Spence here: It is a very windy, sunny afternoon and I am smiling. Billy and I decided to take a little break from all the habits we’ve formed… coffee, beer, sugar, cheese, work. It is so easy to fall back into what I dubbed “The Portland Routine”. That goes along with copious amounts of coffee and then switching to beer and cynicism in the afternoon. Our recent trip to the ocean has renewed my intentions and positivity. Reset, I shall try not to let all the complaints of our modern lives get past my warm striped sweater.
We drove just past Reedsport on the Oregon coast to visit a state park we hadn’t been to before, Umpqua Lighthouse State Park. We celebrated the full moon on Novemeber 6th and the first of the “Darker Days”, according to Samhain traditions. Why this coincided with my feeling of being more positive, I’m not sure. I guess when I am playing on the beach, barefoot in the sand, it reminds me to explore, be curious, laugh into the wind and enjoy. You know how little kids just run around in shorts and a t-shirt and never seem to get cold? I collected driftwood, took pictures, daydreamed, laid in warm sand and poised over mostly inert beach creatures. Nice weather and being with Billy for two days off helps! He really fuels my imagination. We hiked a bit around Lake Marie and through the Oregon Dunes. Luckily, since it was during the week, there wasn’t any ATV users running up the dunes or breaking the sound barrier of nature. The trees and frogs all seemed a bit relaxed. The yurt we rented was certainly deluxe, as it had a heater, shower, flushing toilet and mini kitchen. In the evening, we drove to the beach to see the moon rise and low tide. On the way, we passed the lighthouse, which I think is my favorite lighthouse of all time. Sadly, we didn’t get a picture of it all lit up in the dark night, as it was glorious! Red and pink and white light streamed out and cast on the surrounding trees. The middle of the source shown so bright, like a glittering red diamond heart. I’ve never seen such light so close up and I will hold it in my memory for when those shadows creep long after 40 days of rain.
Our adventure continued as we headed north towards Portland. We stopped at a cute little “natural foods” cafe in Florence and got served up some homemade burgers, veggie and meat. There was a cool old, well-loved RV parked out front, so I figured it’d be good eatin’. The person whom I presumed correctly was the movable home’s owner, was a lovely, peaceful older man with unkept hair and a silent genius smile. He lingered over the newspaper with soft eyes and a bowl of fruit. Now one of my favorite beaches, we discovered, north of Florence within the boundaries of the Carl G. Washburne Memorial State Park, was at a free wayside along the road. Miles of wild beach stretched out, with narely a plastic water bottle to be seen. We played all afternoon, and in the end, went to a park called Driftwood Beach to watch the sunset. Billy and I were both thinking it would be hard to pass by the Rogue Brewery in Newport without a visit, so we broke the diet and ordered up the best beers and fish and chips this side of Mars.

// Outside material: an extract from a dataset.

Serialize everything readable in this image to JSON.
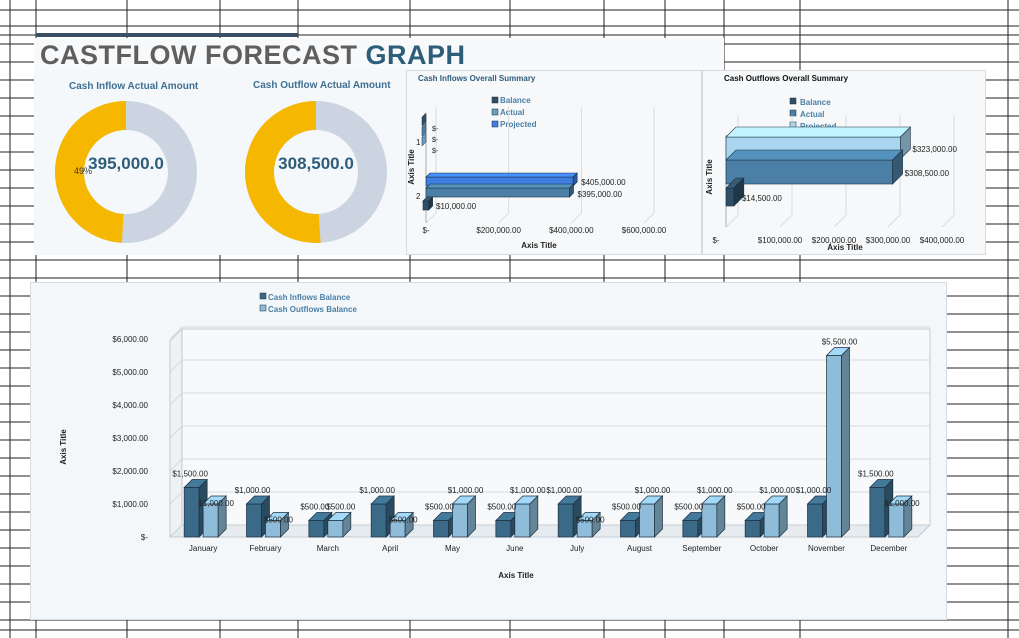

Next week, our post may be a little short, as we are making plans to return to the high desert of New Mexico to retrieve more of our beloved musical instruments and visit our beloved, magical weirdos. I can’t wait to see the friends and hug them and laugh and sit in the desert mermaid hot tub. As winter comes to us, be it shorter days, cold nights, storms and wood stoves, let it soften our minds and hearts a little.
Billy here. Ill keep it short and sweet today. I want to mention a moment that has been pressed into my heart: watching the full moon rise at low tide on the evening of Samhain. The ocean was dark and song-full after dusk. Behind us the glassy sand was silvery with water, with the moon and the flashes of the lighthouse beneath it, so that it seemed we were walking out on top of the water. Spence said out loud, “It’s like we’re walking on the ocean!” We were in between worlds: between the sunset and the moon rise at full moon, between the ocean and the shore, between summer and winter. But we were more than between, we were at that point that touched all points. The gate was thrown open wide and everything could come to us for a moment. I was so free that I was afraid, because I could let even death in. Because the whole sea could take us away in a tsunami and we wouldn’t know the difference. Because this moment contained everything, like looking into deep space and seeing the Big Bang, if ever such a thing happened.
If time and space are the same, we could sing our way back into being. And everything was singing. It was so beautiful and terrible to hear all at once that I could have died laughing.